Mr. Nair said CN is ready to ramp up reefer services at Prince Rupert “as soon as our partners are.” Again, stumbling blocks are the sluggish economy and depressed freight rates that have discouraged steamship lines from expanding reefer services, he said. “But given the potential growth within Asia, we are positive that we will be able to collaborate and start a reefer service soon,” Mr. Nair said. “Our final objective is basically to be able to give the trading community within Canada more options to access their key markets.”

Attempts to reach spokespersons at Port of Montreal and Port Metro Vancouver to talk about the reefer trade at those ports were not successful.

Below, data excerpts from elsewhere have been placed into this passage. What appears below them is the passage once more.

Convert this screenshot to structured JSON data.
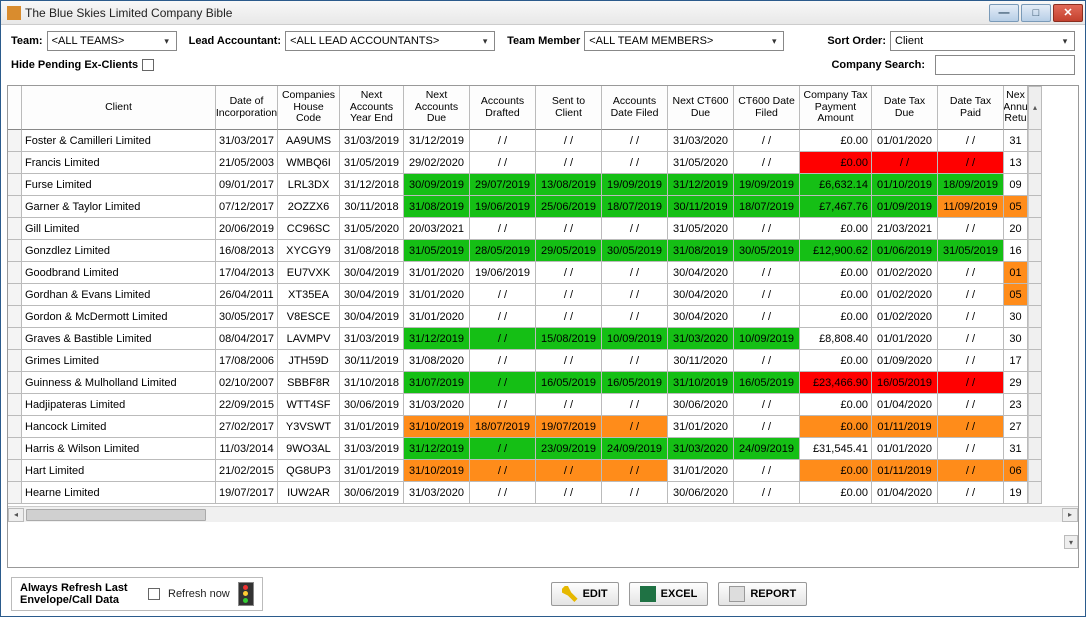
{
  "window": {
    "title": "The Blue Skies Limited Company Bible"
  },
  "filters": {
    "team_label": "Team:",
    "team_value": "<ALL TEAMS>",
    "lead_label": "Lead Accountant:",
    "lead_value": "<ALL LEAD ACCOUNTANTS>",
    "member_label": "Team Member",
    "member_value": "<ALL TEAM MEMBERS>",
    "sort_label": "Sort Order:",
    "sort_value": "Client",
    "hide_label": "Hide Pending Ex-Clients",
    "search_label": "Company Search:",
    "search_value": ""
  },
  "columns": [
    "Client",
    "Date of Incorporation",
    "Companies House Code",
    "Next Accounts Year End",
    "Next Accounts Due",
    "Accounts Drafted",
    "Sent to Client",
    "Accounts Date Filed",
    "Next CT600 Due",
    "CT600 Date Filed",
    "Company Tax Payment Amount",
    "Date Tax Due",
    "Date Tax Paid",
    "Nex Annu Retu"
  ],
  "rows": [
    {
      "c": [
        "Foster & Camilleri Limited",
        "31/03/2017",
        "AA9UMS",
        "31/03/2019",
        "31/12/2019",
        "/ /",
        "/ /",
        "/ /",
        "31/03/2020",
        "/ /",
        "£0.00",
        "01/01/2020",
        "/ /",
        "31"
      ],
      "bg": [
        "",
        "",
        "",
        "",
        "",
        "",
        "",
        "",
        "",
        "",
        "",
        "",
        "",
        ""
      ]
    },
    {
      "c": [
        "Francis Limited",
        "21/05/2003",
        "WMBQ6I",
        "31/05/2019",
        "29/02/2020",
        "/ /",
        "/ /",
        "/ /",
        "31/05/2020",
        "/ /",
        "£0.00",
        "/ /",
        "/ /",
        "13"
      ],
      "bg": [
        "",
        "",
        "",
        "",
        "",
        "",
        "",
        "",
        "",
        "",
        "red",
        "red",
        "red",
        ""
      ]
    },
    {
      "c": [
        "Furse Limited",
        "09/01/2017",
        "LRL3DX",
        "31/12/2018",
        "30/09/2019",
        "29/07/2019",
        "13/08/2019",
        "19/09/2019",
        "31/12/2019",
        "19/09/2019",
        "£6,632.14",
        "01/10/2019",
        "18/09/2019",
        "09"
      ],
      "bg": [
        "",
        "",
        "",
        "",
        "green",
        "green",
        "green",
        "green",
        "green",
        "green",
        "green",
        "green",
        "green",
        ""
      ]
    },
    {
      "c": [
        "Garner & Taylor Limited",
        "07/12/2017",
        "2OZZX6",
        "30/11/2018",
        "31/08/2019",
        "19/06/2019",
        "25/06/2019",
        "18/07/2019",
        "30/11/2019",
        "18/07/2019",
        "£7,467.76",
        "01/09/2019",
        "11/09/2019",
        "05"
      ],
      "bg": [
        "",
        "",
        "",
        "",
        "green",
        "green",
        "green",
        "green",
        "green",
        "green",
        "green",
        "green",
        "orange",
        "orange"
      ]
    },
    {
      "c": [
        "Gill Limited",
        "20/06/2019",
        "CC96SC",
        "31/05/2020",
        "20/03/2021",
        "/ /",
        "/ /",
        "/ /",
        "31/05/2020",
        "/ /",
        "£0.00",
        "21/03/2021",
        "/ /",
        "20"
      ],
      "bg": [
        "",
        "",
        "",
        "",
        "",
        "",
        "",
        "",
        "",
        "",
        "",
        "",
        "",
        ""
      ]
    },
    {
      "c": [
        "Gonzdlez Limited",
        "16/08/2013",
        "XYCGY9",
        "31/08/2018",
        "31/05/2019",
        "28/05/2019",
        "29/05/2019",
        "30/05/2019",
        "31/08/2019",
        "30/05/2019",
        "£12,900.62",
        "01/06/2019",
        "31/05/2019",
        "16"
      ],
      "bg": [
        "",
        "",
        "",
        "",
        "green",
        "green",
        "green",
        "green",
        "green",
        "green",
        "green",
        "green",
        "green",
        ""
      ]
    },
    {
      "c": [
        "Goodbrand Limited",
        "17/04/2013",
        "EU7VXK",
        "30/04/2019",
        "31/01/2020",
        "19/06/2019",
        "/ /",
        "/ /",
        "30/04/2020",
        "/ /",
        "£0.00",
        "01/02/2020",
        "/ /",
        "01"
      ],
      "bg": [
        "",
        "",
        "",
        "",
        "",
        "",
        "",
        "",
        "",
        "",
        "",
        "",
        "",
        "orange"
      ]
    },
    {
      "c": [
        "Gordhan & Evans Limited",
        "26/04/2011",
        "XT35EA",
        "30/04/2019",
        "31/01/2020",
        "/ /",
        "/ /",
        "/ /",
        "30/04/2020",
        "/ /",
        "£0.00",
        "01/02/2020",
        "/ /",
        "05"
      ],
      "bg": [
        "",
        "",
        "",
        "",
        "",
        "",
        "",
        "",
        "",
        "",
        "",
        "",
        "",
        "orange"
      ]
    },
    {
      "c": [
        "Gordon & McDermott Limited",
        "30/05/2017",
        "V8ESCE",
        "30/04/2019",
        "31/01/2020",
        "/ /",
        "/ /",
        "/ /",
        "30/04/2020",
        "/ /",
        "£0.00",
        "01/02/2020",
        "/ /",
        "30"
      ],
      "bg": [
        "",
        "",
        "",
        "",
        "",
        "",
        "",
        "",
        "",
        "",
        "",
        "",
        "",
        ""
      ]
    },
    {
      "c": [
        "Graves & Bastible Limited",
        "08/04/2017",
        "LAVMPV",
        "31/03/2019",
        "31/12/2019",
        "/ /",
        "15/08/2019",
        "10/09/2019",
        "31/03/2020",
        "10/09/2019",
        "£8,808.40",
        "01/01/2020",
        "/ /",
        "30"
      ],
      "bg": [
        "",
        "",
        "",
        "",
        "green",
        "green",
        "green",
        "green",
        "green",
        "green",
        "",
        "",
        "",
        ""
      ]
    },
    {
      "c": [
        "Grimes Limited",
        "17/08/2006",
        "JTH59D",
        "30/11/2019",
        "31/08/2020",
        "/ /",
        "/ /",
        "/ /",
        "30/11/2020",
        "/ /",
        "£0.00",
        "01/09/2020",
        "/ /",
        "17"
      ],
      "bg": [
        "",
        "",
        "",
        "",
        "",
        "",
        "",
        "",
        "",
        "",
        "",
        "",
        "",
        ""
      ]
    },
    {
      "c": [
        "Guinness & Mulholland Limited",
        "02/10/2007",
        "SBBF8R",
        "31/10/2018",
        "31/07/2019",
        "/ /",
        "16/05/2019",
        "16/05/2019",
        "31/10/2019",
        "16/05/2019",
        "£23,466.90",
        "16/05/2019",
        "/ /",
        "29"
      ],
      "bg": [
        "",
        "",
        "",
        "",
        "green",
        "green",
        "green",
        "green",
        "green",
        "green",
        "red",
        "red",
        "red",
        ""
      ]
    },
    {
      "c": [
        "Hadjipateras Limited",
        "22/09/2015",
        "WTT4SF",
        "30/06/2019",
        "31/03/2020",
        "/ /",
        "/ /",
        "/ /",
        "30/06/2020",
        "/ /",
        "£0.00",
        "01/04/2020",
        "/ /",
        "23"
      ],
      "bg": [
        "",
        "",
        "",
        "",
        "",
        "",
        "",
        "",
        "",
        "",
        "",
        "",
        "",
        ""
      ]
    },
    {
      "c": [
        "Hancock Limited",
        "27/02/2017",
        "Y3VSWT",
        "31/01/2019",
        "31/10/2019",
        "18/07/2019",
        "19/07/2019",
        "/ /",
        "31/01/2020",
        "/ /",
        "£0.00",
        "01/11/2019",
        "/ /",
        "27"
      ],
      "bg": [
        "",
        "",
        "",
        "",
        "orange",
        "orange",
        "orange",
        "orange",
        "",
        "",
        "orange",
        "orange",
        "orange",
        ""
      ]
    },
    {
      "c": [
        "Harris & Wilson Limited",
        "11/03/2014",
        "9WO3AL",
        "31/03/2019",
        "31/12/2019",
        "/ /",
        "23/09/2019",
        "24/09/2019",
        "31/03/2020",
        "24/09/2019",
        "£31,545.41",
        "01/01/2020",
        "/ /",
        "31"
      ],
      "bg": [
        "",
        "",
        "",
        "",
        "green",
        "green",
        "green",
        "green",
        "green",
        "green",
        "",
        "",
        "",
        ""
      ]
    },
    {
      "c": [
        "Hart Limited",
        "21/02/2015",
        "QG8UP3",
        "31/01/2019",
        "31/10/2019",
        "/ /",
        "/ /",
        "/ /",
        "31/01/2020",
        "/ /",
        "£0.00",
        "01/11/2019",
        "/ /",
        "06"
      ],
      "bg": [
        "",
        "",
        "",
        "",
        "orange",
        "orange",
        "orange",
        "orange",
        "",
        "",
        "orange",
        "orange",
        "orange",
        "orange"
      ]
    },
    {
      "c": [
        "Hearne Limited",
        "19/07/2017",
        "IUW2AR",
        "30/06/2019",
        "31/03/2020",
        "/ /",
        "/ /",
        "/ /",
        "30/06/2020",
        "/ /",
        "£0.00",
        "01/04/2020",
        "/ /",
        "19"
      ],
      "bg": [
        "",
        "",
        "",
        "",
        "",
        "",
        "",
        "",
        "",
        "",
        "",
        "",
        "",
        ""
      ]
    }
  ],
  "footer": {
    "always_refresh": "Always Refresh Last Envelope/Call Data",
    "refresh_now": "Refresh now",
    "edit": "EDIT",
    "excel": "EXCEL",
    "report": "REPORT"
  }
}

Canadian Pacific Railway was not able to make anyone available to talk with Canadian Sailings about CP’s reefer business, either. However, Media Relations Manager Kevin Hrysak did provide some information by email about CP’s international and domestic reefer intermodal trade.

Reefer business a “strong niche” market for CP too

On the international front, for example, he described import and export reefer business as “a strong niche market” for CP and its ocean carrier customers.

“Refrigerated marine containers move on freight train via two options – CP supplied gensets (power cars) that have capacity to power up to 16 containers at a time, or by private, clip-on power refrigeration units that are used for individual containers use in lower volume lanes.” It’s a similar situation at CN, where its gensets can power up to 17 containers. In 2012, CN also acquired clip-on gensets as earlier planned. They provide flexibility as well as enabling test runs of new markets that have predominantly lower volumes, Mr. Nair said.

The clip-ons are also ideal for source loading, which appeals to beneficial cargo owners. “You can have intermodal boxes going right into their facility. It gives them the comfort of additional security when the cargo is loaded inside the facility,” Mr. Nair said. “The container is sealed and the next time the container opens is at the destination in their consignee’s warehouse.”

Mr. Hrysak noted that telemetry devices in CP’s gensets allow monitoring of such vital signs as “the operation of the generators’ two diesel engines,” fuel levels, and the exact location of the container at every point in the rail network.

Recent generation gensets have smaller engines, making them more fuel efficient than older models, Mr. Nair pointed out. The new clip-ons, for example, have achieved fuel efficiencies of over 15 per cent.

“Improved rail transit times and strict maintenance schedules ensure that equipment is working safely and efficiently and departure times are strategically planned in order for customer containers to meet exporting vessels,” Mr. Hrysak said. “The faster transit times shorten the time from production to market, allowing our customers to charge premium rates for certain products such as chilled pork moving from Montreal and Winnipeg to Asian markets, for example.”

Domestically, CP operates one of the largest fleets of 53-foot containers in Canada, Mr. Hrysak said. About half of those containers were renewed in 2012, “making the fleet one of the most technologically advanced fleets in the marketplace today.” The combined improvements resulted in 13 per cent growth in CP’s refrigerated freight volumes in 2012 compared with 2011.